What do you like best?
Docker popularized the practice of running apps and services inside isolated containers. The underlying technology and practices were already available to a degree, but to use those technologies in a meaningful way, you once had to build quite a bit of tooling and infrastructure on your own.
Docker-the-tool makes this process easier using a friendly API and CLI, and because Docker-the-company is well funded, additional tools have emerged that make the process even simpler. For example, docker-compose lets you spin up an entire cluster of interconnected containers on your local machine using a single YAML file. Then, you can make some minor changes to that file, and use the Tutum service to manage deploying a cluster of production machines running those same service.
What do you dislike?
There is still a lack of coherent documentation that describes how to build an entire stack of software, with horizontal scaling, zero-downtime deploys, and so forth. There are also some security-related anti-patterns that can be easily overlooked at first (such as using the "root" user inside a container).
It can also be difficult or impossible to work on "Dockerfiles" (build scripts for docker images) when you have no connectivity, limited connectivity, or bandwidth caps. This is due to a need to re-run the entirety of any step that was changed. For example, if you have a step that pulls in 100MB of packages, and you want to add one more package to that list, then rebuilding will cause the entire set of packages to be re-downloaded in the typical use case.
Finally, with some types of language ecosystems, it's difficult to run a development environment inside a set of containers while also using a hot-reloading environment. You can build and test containers locally pretty quickly, but that is still slower than not rebuilding at all in those types of development scenarios.

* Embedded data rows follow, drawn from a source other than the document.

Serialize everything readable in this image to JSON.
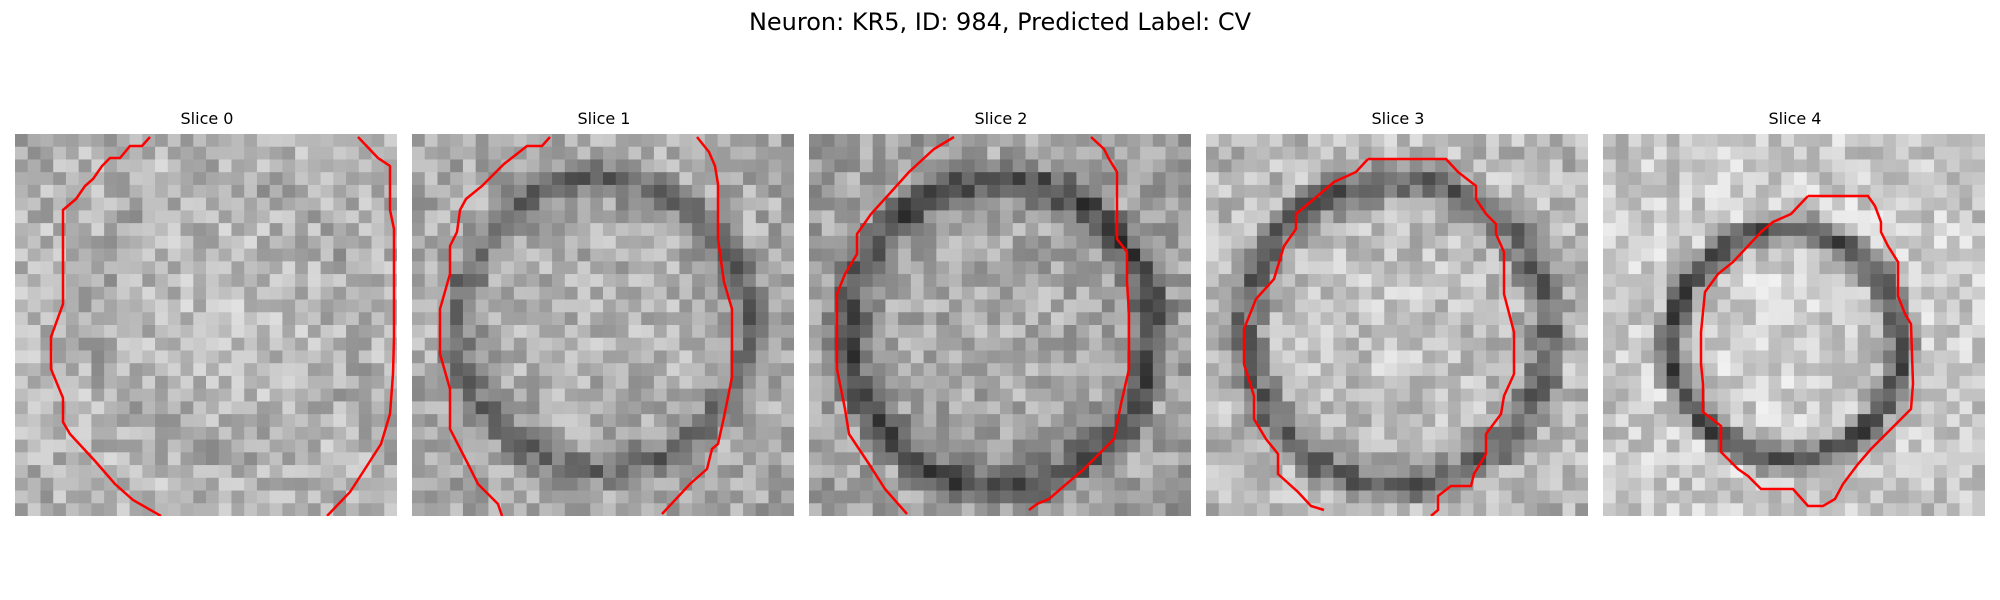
{
  "figure": {
    "title": "Neuron: KR5, ID: 984, Predicted Label: CV"
  },
  "panels": [
    {
      "title": "Slice 0"
    },
    {
      "title": "Slice 1"
    },
    {
      "title": "Slice 2"
    },
    {
      "title": "Slice 3"
    },
    {
      "title": "Slice 4"
    }
  ],
  "colors": {
    "contour": "#ff0000",
    "colormap": "grayscale"
  }
}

Recommendations to others considering the product
Pay attention to good security practices, and to avoid corresponding anti-patterns.
Use "docker-machine" to isolate your Docker environment on your development systems.
Use "docker-compose" to prepare stacks of containers to run in your development environment.
Evaluate the Tutum service (recently acquired by Docker, Inc.) as a way to deploy stacks of containers to your production and QA infrastructure.
What business problems are you solving with the product? What benefits have you realized?
We chose to replace a monolithic, vertically-scaled app deployment system with horizontally-scaled Docker containers running on AWS and managed by the Tutum service.
So far, the direct benefits we've realized have been faster deployment times, easier and more trustworthy deployment workflows, and better separation and monitoring of services at runtime.
The net effect has been that our app and its services have been performing faster, we are deploying more frequently, and we can now modularize our code more effectively to optimize for memory consumption.
Last but not least, we achieved a reduction in our monthly hosting costs!